Well, due to the extreme nature of yesterday, today was deemed a “resting day.” And, rest is exactly what we did. Right up to about 5:30.
We read our books and caught up on email and I did several loads of wash and . . . rested. Very unexciting, but oh so necessary.
At 5:30 we emerged from our little cabin and went in the direction of pizza. We found a wood fired pizza place that was excellent. Just what we needed to cap off a resting day.
But, wait! There’s more. After dinner we drove up to Arizona’s Snowbowl, just to see it and see the magnificent views. At over 9,000 feet above sea level we thought we should be able to see something. We did see some deer along the road, and several sun worshipers at the summit sitting on rocks and watching the sunset. I was able to capture a picture, but the sun was so brilliantly beautiful it made photography almost impossible.
As we came down the mountain we made a right turn and went back up Mars Hill Road to the Lowell Observatory. It was a perfectly cloudless night and we knew they would have their telescopes open for public viewing.
We were not disappointed. There were four different opportunities to view the heavens through a telescope. I viewed the moon again. It is still almost incomprehensible to see the moon so distinctly as one can through a powerful telescope! Since this was a different telescope than the other night, I asked again if I might take a picture. And, this is what I got. It’s so amazing. I actually SAW the moon – just like this.
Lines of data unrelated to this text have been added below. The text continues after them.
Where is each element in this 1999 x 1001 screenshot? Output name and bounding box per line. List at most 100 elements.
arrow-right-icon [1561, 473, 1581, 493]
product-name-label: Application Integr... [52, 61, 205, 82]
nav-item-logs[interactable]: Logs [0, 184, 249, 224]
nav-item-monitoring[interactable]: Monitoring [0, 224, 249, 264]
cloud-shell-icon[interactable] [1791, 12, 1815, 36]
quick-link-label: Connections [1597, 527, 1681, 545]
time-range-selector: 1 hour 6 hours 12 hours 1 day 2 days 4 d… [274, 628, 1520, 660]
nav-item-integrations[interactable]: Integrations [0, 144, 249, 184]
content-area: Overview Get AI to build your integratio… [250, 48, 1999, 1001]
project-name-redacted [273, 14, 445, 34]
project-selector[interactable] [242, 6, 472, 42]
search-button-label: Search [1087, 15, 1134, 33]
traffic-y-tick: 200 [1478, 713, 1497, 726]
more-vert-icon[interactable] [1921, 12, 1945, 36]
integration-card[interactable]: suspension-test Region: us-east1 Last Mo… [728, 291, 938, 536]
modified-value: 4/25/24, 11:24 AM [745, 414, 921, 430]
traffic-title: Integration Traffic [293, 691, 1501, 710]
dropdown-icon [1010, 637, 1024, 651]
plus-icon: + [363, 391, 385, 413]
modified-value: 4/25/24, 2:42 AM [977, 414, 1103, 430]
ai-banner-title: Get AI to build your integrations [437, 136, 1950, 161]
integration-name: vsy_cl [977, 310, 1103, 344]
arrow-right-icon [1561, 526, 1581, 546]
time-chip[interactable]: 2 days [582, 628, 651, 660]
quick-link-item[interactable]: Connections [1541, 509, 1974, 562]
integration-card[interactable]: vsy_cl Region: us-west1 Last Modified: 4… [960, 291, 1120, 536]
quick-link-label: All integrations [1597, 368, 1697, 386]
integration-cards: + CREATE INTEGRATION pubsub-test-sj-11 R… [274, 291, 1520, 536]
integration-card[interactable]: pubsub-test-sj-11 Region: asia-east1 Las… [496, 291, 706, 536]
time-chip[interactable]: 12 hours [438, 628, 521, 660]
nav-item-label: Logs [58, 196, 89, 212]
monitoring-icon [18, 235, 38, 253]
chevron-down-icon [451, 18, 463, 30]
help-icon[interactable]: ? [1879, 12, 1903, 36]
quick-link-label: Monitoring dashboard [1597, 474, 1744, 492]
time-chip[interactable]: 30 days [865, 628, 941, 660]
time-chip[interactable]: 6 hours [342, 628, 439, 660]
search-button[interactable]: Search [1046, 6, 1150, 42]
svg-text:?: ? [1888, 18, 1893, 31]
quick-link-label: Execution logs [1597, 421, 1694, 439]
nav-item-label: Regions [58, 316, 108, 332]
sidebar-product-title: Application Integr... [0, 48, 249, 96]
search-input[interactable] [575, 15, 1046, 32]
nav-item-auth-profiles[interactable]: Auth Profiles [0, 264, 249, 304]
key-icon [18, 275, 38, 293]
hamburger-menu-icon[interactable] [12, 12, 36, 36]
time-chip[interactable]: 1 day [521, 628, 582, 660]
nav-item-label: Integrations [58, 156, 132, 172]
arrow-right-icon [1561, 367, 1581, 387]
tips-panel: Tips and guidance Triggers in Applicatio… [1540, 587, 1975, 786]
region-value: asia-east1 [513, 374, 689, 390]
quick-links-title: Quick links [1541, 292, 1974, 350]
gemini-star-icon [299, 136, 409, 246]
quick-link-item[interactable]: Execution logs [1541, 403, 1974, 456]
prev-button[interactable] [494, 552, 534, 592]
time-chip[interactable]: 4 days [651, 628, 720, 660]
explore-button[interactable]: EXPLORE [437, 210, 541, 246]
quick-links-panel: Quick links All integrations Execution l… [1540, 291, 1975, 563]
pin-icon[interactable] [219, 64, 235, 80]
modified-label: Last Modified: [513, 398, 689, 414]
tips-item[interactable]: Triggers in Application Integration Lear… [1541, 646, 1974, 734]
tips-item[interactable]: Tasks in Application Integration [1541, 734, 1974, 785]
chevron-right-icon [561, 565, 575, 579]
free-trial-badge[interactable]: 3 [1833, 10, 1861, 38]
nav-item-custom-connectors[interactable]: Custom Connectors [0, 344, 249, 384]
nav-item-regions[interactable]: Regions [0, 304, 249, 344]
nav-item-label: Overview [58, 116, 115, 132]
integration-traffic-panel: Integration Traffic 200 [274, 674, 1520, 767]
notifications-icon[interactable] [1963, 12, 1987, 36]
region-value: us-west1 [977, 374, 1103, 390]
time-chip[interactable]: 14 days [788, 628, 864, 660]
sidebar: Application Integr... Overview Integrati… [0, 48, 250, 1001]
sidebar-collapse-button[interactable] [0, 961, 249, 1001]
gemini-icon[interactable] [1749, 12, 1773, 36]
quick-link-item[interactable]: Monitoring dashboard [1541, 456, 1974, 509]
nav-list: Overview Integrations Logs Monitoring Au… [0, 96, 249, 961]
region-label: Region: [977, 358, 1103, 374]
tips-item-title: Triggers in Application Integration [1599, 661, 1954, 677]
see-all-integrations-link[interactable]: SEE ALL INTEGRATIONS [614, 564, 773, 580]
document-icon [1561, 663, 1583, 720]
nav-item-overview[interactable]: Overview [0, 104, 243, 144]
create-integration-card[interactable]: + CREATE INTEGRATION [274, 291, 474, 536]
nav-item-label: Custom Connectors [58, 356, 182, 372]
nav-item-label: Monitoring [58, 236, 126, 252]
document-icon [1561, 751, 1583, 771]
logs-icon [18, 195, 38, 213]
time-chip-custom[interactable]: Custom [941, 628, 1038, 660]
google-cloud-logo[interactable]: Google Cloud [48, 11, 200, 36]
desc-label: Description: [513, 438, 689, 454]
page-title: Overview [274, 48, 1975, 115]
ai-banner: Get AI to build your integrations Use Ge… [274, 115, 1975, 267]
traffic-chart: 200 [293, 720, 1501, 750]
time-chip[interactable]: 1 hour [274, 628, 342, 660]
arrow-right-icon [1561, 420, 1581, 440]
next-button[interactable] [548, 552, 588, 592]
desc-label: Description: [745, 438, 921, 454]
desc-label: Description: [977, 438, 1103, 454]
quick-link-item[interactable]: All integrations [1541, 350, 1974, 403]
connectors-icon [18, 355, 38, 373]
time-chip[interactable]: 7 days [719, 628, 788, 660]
We also got to view the twin stars named Alberio, that are so close together they look like one star to the naked eye; M-13, a great cluster of about 500,000 stars; as well as Mars; Saturn; and M-11, another cluster of stars in our galaxy. The most shocking view for me tonight was Saturn. I could see the rings of Saturn! Actually SEE the rings of Saturn!
It certainly gives one pause to see the heavens so closely. And to know that the light that we are seeing is thousands and thousands of years old. These same heavenly bodies, with the same twinkling lights are what our ancestors saw when they looked up at the sky. Our forebearers may not have seen them as we saw them tonight, but the stars are one thing that has remained constant in our changing world . . . and they are constantly changing!
These same stars and planets lit the heavens when the peoples of Walnut Canyon, Wupatki, Tuzigoot and Canyon de Chelly built their homes and raised their children. The same stars. It makes me wonder if it may be the heavens that bind us together in experience and humanity – not how we are so unique or different, but in how much over all the centuries, we are actually the same. We are just small human creatures making a life as best we can under the light of the moon and the stars that guide us and grace us with two unerring principles of constancy and change.